Nevertheless, treatment protocols need to be refined and standardized, particularly for the validation of pre-operative predictors and scenarios of non-responders. Development of an international registry would allow machine learning analysis of clinical features and demographics to develop pre-operative predictors of response. For example, psychiatric comorbidities may resolve from DBS of motor regions (for the treatment of Tourette’s syndrome), yet DBS of affective regions (for the treatment of OCD) appear to lead to continued symptoms including comorbidities, undesirable side effects or non-response. Such registries have achieved impact in DBS management of Tourette’s syndrome (Deeb et al., 2016). Currently, the most validated predictor of clinical response is white matter connectivity.
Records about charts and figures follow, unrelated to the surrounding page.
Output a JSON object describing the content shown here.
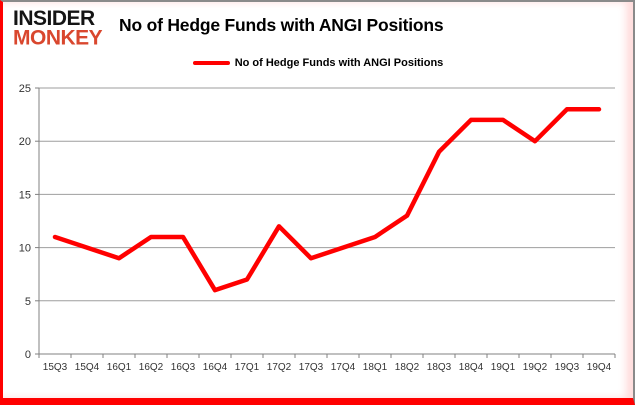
{
  "logo": {
    "line1": "INSIDER",
    "line2": "MONKEY"
  },
  "title": "No of Hedge Funds with ANGI Positions",
  "legend": {
    "label": "No of Hedge Funds with ANGI Positions"
  },
  "chart_data": {
    "type": "line",
    "title": "No of Hedge Funds with ANGI Positions",
    "categories": [
      "15Q3",
      "15Q4",
      "16Q1",
      "16Q2",
      "16Q3",
      "16Q4",
      "17Q1",
      "17Q2",
      "17Q3",
      "17Q4",
      "18Q1",
      "18Q2",
      "18Q3",
      "18Q4",
      "19Q1",
      "19Q2",
      "19Q3",
      "19Q4"
    ],
    "series": [
      {
        "name": "No of Hedge Funds with ANGI Positions",
        "color": "#ff0000",
        "values": [
          11,
          10,
          9,
          11,
          11,
          6,
          7,
          12,
          9,
          10,
          11,
          13,
          19,
          22,
          22,
          20,
          23,
          23
        ]
      }
    ],
    "xlabel": "",
    "ylabel": "",
    "ylim": [
      0,
      25
    ],
    "yticks": [
      0,
      5,
      10,
      15,
      20,
      25
    ],
    "grid": true,
    "legend_position": "top"
  },
  "colors": {
    "line": "#ff0000",
    "grid": "#9e9e9e",
    "axis": "#808080",
    "tick_label": "#333333",
    "title_text": "#000000",
    "logo_black": "#141414",
    "logo_red": "#d9472e",
    "border_red": "#ff0000",
    "border_gray": "#8a8a8a"
  }
}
Connectomics should be implemented pre-operatively to target optimal fibers (rather than regions), and post-operatively to alter the stimulation, or shift the electrode in non-responders based on individual connectivity pathways. We have demonstrated sufficient evidence for DBS to be an accepted therapy for TR-OCD; further optimization is achievable and would clearly be a significant bonus for TR-OCD, a population with substantial unmet need.
Footnotes
Declaration of Conflicting Interests
The author(s) declared no potential conflicts of interest with respect to the research, authorship and/or publication of this article.
Funding
The author(s) received no financial support for the research, authorship and/or publication of this article.